When the 2019 season commences in May, it will be without one of the WNBA’s premier stars.
Maya Moore ended weeks of speculation on her future when she wrote an article for The Players’ Tribune announcing that she will sit out the upcoming season.
Moore wrote that instead of basketball, she plans to take time to focus on her family as well as her faith.
My focus in 2019 will not be on professional basketball, but will instead be on the people in my family, as well as on investing my time in some ministry dreams that have been stirring in my heart for many years.
–Maya Moore (Players’ Tribune)
I’m sure this year will be hard in ways that I don’t even know yet, but it will also be rewarding in ways I’ve yet to see too.
Moore was given core status by the Minnesota Lynx last month, which prompted much speculation on her future. Speculation ranged from her demanding a trade to her retiring from the WNBA altogether.
Lynx head coach Cheryl Reeve was at an event for season ticket holders and said that Moore was happy in Minnesota and did not request a trade.
— Lynx PR (@Lynx_PR) February 5, 2019
Moore has built a Hall of Fame caliber career throughout her time with the Lynx – including winning regular season MVP in 2014, five All-Star appearances, the last three All-Star MVPs, and four WNBA championships.
The 2018 season was one that was tiring for the 29-year-old Moore. She was expected to be one of the team captains for the All-Star Game, which was held in Minneapolis, but did not do so.
In addition, she did not participate with Team USA in the FIBA World Cup in Spain after the conclusion of the season.
On the court, it was also an unusual season of sorts for the Lynx, despite moving back to Target Center after renovations were complete. Minnesota was eliminated by budding rival Los Angeles Sparks in the first round of the playoffs and another one of its premier players in Lindsay Whalen was transitioning full-time to being head coach with the Minnesota Golden Gophers.
Do you Maya Moore. Do you. https://t.co/mJQqb6oE6k
— Rachel Galligan (@RachGall) February 5, 2019
Maya’s walk is a living example that one’s confidence level with always be unbreakable when your faith is at the forefront. When you know, you know.
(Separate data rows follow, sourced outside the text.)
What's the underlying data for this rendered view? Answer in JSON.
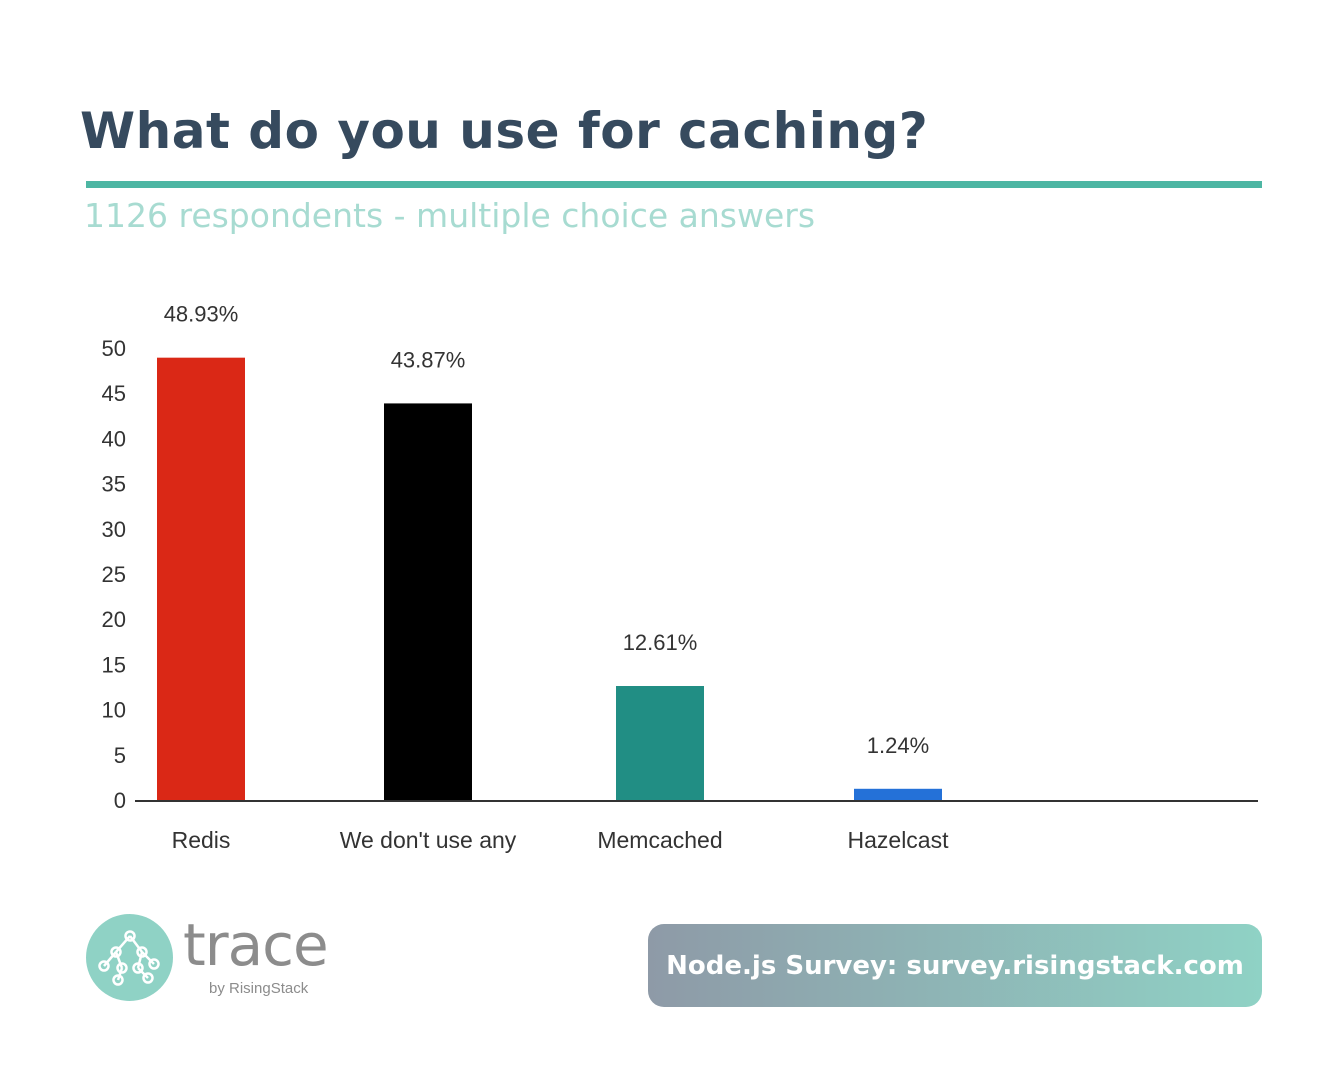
{
  "header": {
    "title": "What do you use for caching?",
    "subtitle": "1126 respondents - multiple choice answers"
  },
  "chart_data": {
    "type": "bar",
    "categories": [
      "Redis",
      "We don't use any",
      "Memcached",
      "Hazelcast"
    ],
    "values": [
      48.93,
      43.87,
      12.61,
      1.24
    ],
    "data_labels": [
      "48.93%",
      "43.87%",
      "12.61%",
      "1.24%"
    ],
    "colors": [
      "#da2816",
      "#000000",
      "#218e84",
      "#2471d8"
    ],
    "yticks": [
      "0",
      "5",
      "10",
      "15",
      "20",
      "25",
      "30",
      "35",
      "40",
      "45",
      "50"
    ],
    "ylim": [
      0,
      50
    ],
    "grid": false,
    "legend": "none"
  },
  "footer": {
    "logo_icon": "trace-network-icon",
    "logo_word": "trace",
    "logo_by": "by RisingStack",
    "survey_text": "Node.js Survey: survey.risingstack.com",
    "banner_colors": [
      "#8e9aa7",
      "#8fd2c5"
    ]
  }
}
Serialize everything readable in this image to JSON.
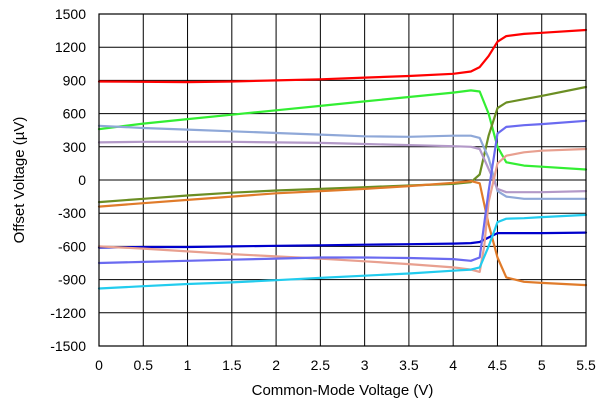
{
  "chart_data": {
    "type": "line",
    "title": "",
    "xlabel": "Common-Mode Voltage (V)",
    "ylabel": "Offset Voltage (µV)",
    "xlim": [
      0,
      5.5
    ],
    "ylim": [
      -1500,
      1500
    ],
    "x_ticks": [
      0,
      0.5,
      1,
      1.5,
      2,
      2.5,
      3,
      3.5,
      4,
      4.5,
      5,
      5.5
    ],
    "x_tick_labels": [
      "0",
      "0.5",
      "1",
      "1.5",
      "2",
      "2.5",
      "3",
      "3.5",
      "4",
      "4.5",
      "5",
      "5.5"
    ],
    "y_ticks": [
      -1500,
      -1200,
      -900,
      -600,
      -300,
      0,
      300,
      600,
      900,
      1200,
      1500
    ],
    "y_tick_labels": [
      "-1500",
      "-1200",
      "-900",
      "-600",
      "-300",
      "0",
      "300",
      "600",
      "900",
      "1200",
      "1500"
    ],
    "grid": true,
    "legend": "none",
    "series": [
      {
        "color": "#ff0000",
        "points": [
          [
            0,
            890
          ],
          [
            1,
            885
          ],
          [
            1.5,
            890
          ],
          [
            2,
            900
          ],
          [
            2.5,
            910
          ],
          [
            3,
            925
          ],
          [
            3.5,
            940
          ],
          [
            4,
            960
          ],
          [
            4.2,
            980
          ],
          [
            4.3,
            1020
          ],
          [
            4.4,
            1120
          ],
          [
            4.5,
            1250
          ],
          [
            4.6,
            1300
          ],
          [
            4.8,
            1320
          ],
          [
            5,
            1330
          ],
          [
            5.5,
            1355
          ]
        ]
      },
      {
        "color": "#33ee33",
        "points": [
          [
            0,
            460
          ],
          [
            0.5,
            510
          ],
          [
            1,
            550
          ],
          [
            1.5,
            590
          ],
          [
            2,
            630
          ],
          [
            2.5,
            670
          ],
          [
            3,
            710
          ],
          [
            3.5,
            750
          ],
          [
            4,
            790
          ],
          [
            4.2,
            810
          ],
          [
            4.3,
            800
          ],
          [
            4.4,
            600
          ],
          [
            4.5,
            300
          ],
          [
            4.6,
            160
          ],
          [
            4.8,
            130
          ],
          [
            5,
            120
          ],
          [
            5.5,
            95
          ]
        ]
      },
      {
        "color": "#6b8e23",
        "points": [
          [
            0,
            -200
          ],
          [
            0.5,
            -170
          ],
          [
            1,
            -140
          ],
          [
            1.5,
            -115
          ],
          [
            2,
            -95
          ],
          [
            2.5,
            -80
          ],
          [
            3,
            -65
          ],
          [
            3.5,
            -50
          ],
          [
            4,
            -35
          ],
          [
            4.2,
            -20
          ],
          [
            4.3,
            50
          ],
          [
            4.4,
            400
          ],
          [
            4.5,
            650
          ],
          [
            4.6,
            700
          ],
          [
            4.8,
            730
          ],
          [
            5,
            760
          ],
          [
            5.5,
            840
          ]
        ]
      },
      {
        "color": "#8fa8d8",
        "points": [
          [
            0,
            490
          ],
          [
            0.5,
            470
          ],
          [
            1,
            455
          ],
          [
            1.5,
            440
          ],
          [
            2,
            425
          ],
          [
            2.5,
            410
          ],
          [
            3,
            395
          ],
          [
            3.5,
            390
          ],
          [
            4,
            400
          ],
          [
            4.2,
            400
          ],
          [
            4.3,
            380
          ],
          [
            4.4,
            200
          ],
          [
            4.5,
            -100
          ],
          [
            4.6,
            -150
          ],
          [
            4.8,
            -170
          ],
          [
            5,
            -170
          ],
          [
            5.5,
            -170
          ]
        ]
      },
      {
        "color": "#b399c8",
        "points": [
          [
            0,
            340
          ],
          [
            0.5,
            345
          ],
          [
            1,
            345
          ],
          [
            1.5,
            345
          ],
          [
            2,
            340
          ],
          [
            2.5,
            335
          ],
          [
            3,
            325
          ],
          [
            3.5,
            315
          ],
          [
            4,
            305
          ],
          [
            4.2,
            300
          ],
          [
            4.3,
            280
          ],
          [
            4.4,
            100
          ],
          [
            4.5,
            -80
          ],
          [
            4.6,
            -110
          ],
          [
            4.8,
            -110
          ],
          [
            5,
            -110
          ],
          [
            5.5,
            -100
          ]
        ]
      },
      {
        "color": "#e07b2a",
        "points": [
          [
            0,
            -240
          ],
          [
            0.5,
            -210
          ],
          [
            1,
            -180
          ],
          [
            1.5,
            -150
          ],
          [
            2,
            -120
          ],
          [
            2.5,
            -100
          ],
          [
            3,
            -80
          ],
          [
            3.5,
            -55
          ],
          [
            4,
            -25
          ],
          [
            4.2,
            -10
          ],
          [
            4.3,
            -30
          ],
          [
            4.4,
            -400
          ],
          [
            4.5,
            -700
          ],
          [
            4.6,
            -880
          ],
          [
            4.8,
            -920
          ],
          [
            5,
            -930
          ],
          [
            5.5,
            -950
          ]
        ]
      },
      {
        "color": "#0000cc",
        "points": [
          [
            0,
            -610
          ],
          [
            0.5,
            -605
          ],
          [
            1,
            -605
          ],
          [
            1.5,
            -600
          ],
          [
            2,
            -595
          ],
          [
            2.5,
            -590
          ],
          [
            3,
            -585
          ],
          [
            3.5,
            -580
          ],
          [
            4,
            -575
          ],
          [
            4.2,
            -570
          ],
          [
            4.3,
            -560
          ],
          [
            4.4,
            -520
          ],
          [
            4.5,
            -480
          ],
          [
            4.6,
            -480
          ],
          [
            5,
            -480
          ],
          [
            5.5,
            -475
          ]
        ]
      },
      {
        "color": "#e8a090",
        "points": [
          [
            0,
            -600
          ],
          [
            0.5,
            -620
          ],
          [
            1,
            -645
          ],
          [
            1.5,
            -670
          ],
          [
            2,
            -690
          ],
          [
            2.5,
            -710
          ],
          [
            3,
            -735
          ],
          [
            3.5,
            -760
          ],
          [
            4,
            -790
          ],
          [
            4.2,
            -810
          ],
          [
            4.3,
            -830
          ],
          [
            4.35,
            -600
          ],
          [
            4.4,
            -200
          ],
          [
            4.5,
            150
          ],
          [
            4.6,
            220
          ],
          [
            4.8,
            250
          ],
          [
            5,
            265
          ],
          [
            5.5,
            280
          ]
        ]
      },
      {
        "color": "#6a6af0",
        "points": [
          [
            0,
            -750
          ],
          [
            0.5,
            -740
          ],
          [
            1,
            -730
          ],
          [
            1.5,
            -720
          ],
          [
            2,
            -710
          ],
          [
            2.5,
            -700
          ],
          [
            3,
            -700
          ],
          [
            3.5,
            -705
          ],
          [
            4,
            -715
          ],
          [
            4.2,
            -730
          ],
          [
            4.3,
            -700
          ],
          [
            4.4,
            -100
          ],
          [
            4.5,
            420
          ],
          [
            4.6,
            480
          ],
          [
            4.8,
            495
          ],
          [
            5,
            505
          ],
          [
            5.5,
            535
          ]
        ]
      },
      {
        "color": "#22ccee",
        "points": [
          [
            0,
            -980
          ],
          [
            0.5,
            -960
          ],
          [
            1,
            -940
          ],
          [
            1.5,
            -925
          ],
          [
            2,
            -905
          ],
          [
            2.5,
            -885
          ],
          [
            3,
            -865
          ],
          [
            3.5,
            -845
          ],
          [
            4,
            -820
          ],
          [
            4.2,
            -810
          ],
          [
            4.3,
            -790
          ],
          [
            4.4,
            -600
          ],
          [
            4.5,
            -380
          ],
          [
            4.6,
            -350
          ],
          [
            4.8,
            -345
          ],
          [
            5,
            -335
          ],
          [
            5.5,
            -315
          ]
        ]
      }
    ]
  }
}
See you in 2020 Queen. @MooreMaya
— Lo Ira 🇭🇹 (@LoIra_BTW) February 5, 2019
She deserves the year off. I hope one day the WNBA can grow enough to treat players better. Come back stronger Maya ✊ https://t.co/nJhd7NAYb7
— Meredith Minkow (@murrminks) February 5, 2019
“The people in our society who may have the least means are the most vulnerable & if we don’t protect and fight for the most vulnerable in our community then what kind of community are we?” Looking forward to your next chapter my friend @MooreMaya https://t.co/p7w8TzKWYw
— Tina Charles (@tinacharles31) February 5, 2019
Live YOUR purpose, @MooreMaya! ✊🏿✊🏼✊✊🏾✊🏻✊🏽
— WNBPA (@TheWNBPA) February 5, 2019
I tweeted this last month b/c this is what I felt in my heart. Part of the way I analyze the game is to study the PEOPLE that play it. It takes courage to follow God. I’m proud of @MooreMaya for choosing what is right for HER & her willingness lay down her popularity for PURPOSE. https://t.co/b1OWonn1Ln
— LaChina Robinson (@LaChinaRobinson) February 5, 2019
Good for Maya Moore to step away on her own terms for a year to pursue something extremely important to her. Glad that it wasn’t a financial decision.
But also, our women athletes deserve so much more money than they are making.
— Ñic Gulas (@Nic_Gulas) February 5, 2019
Losing Maya Moore for the year really hurts for obvious reasons.
This could end up helping Minnesota in the long-run, though.
Plenty of opportunity for role players to shine. Karima Christmas-Kelly was a great signing, and I’m ready to see what Alexis Jones can do.
— Matt Ellentuck (@mellentuck) February 5, 2019
Maya Moore is one of the Top 5 WNBA players of ALL-TIME. This is a huge and I’m sure extremely tough decision on her part. But, one I’m sure she’ll be proud of in the end.
— Seth Kaplan (@Seth_Kaplan) February 5, 2019
I will certainly miss the day-to-day relationships with my teammates and basketball family this season, but my no for the 2019 pro season allows me to say yes to my family and faith family like I never have before.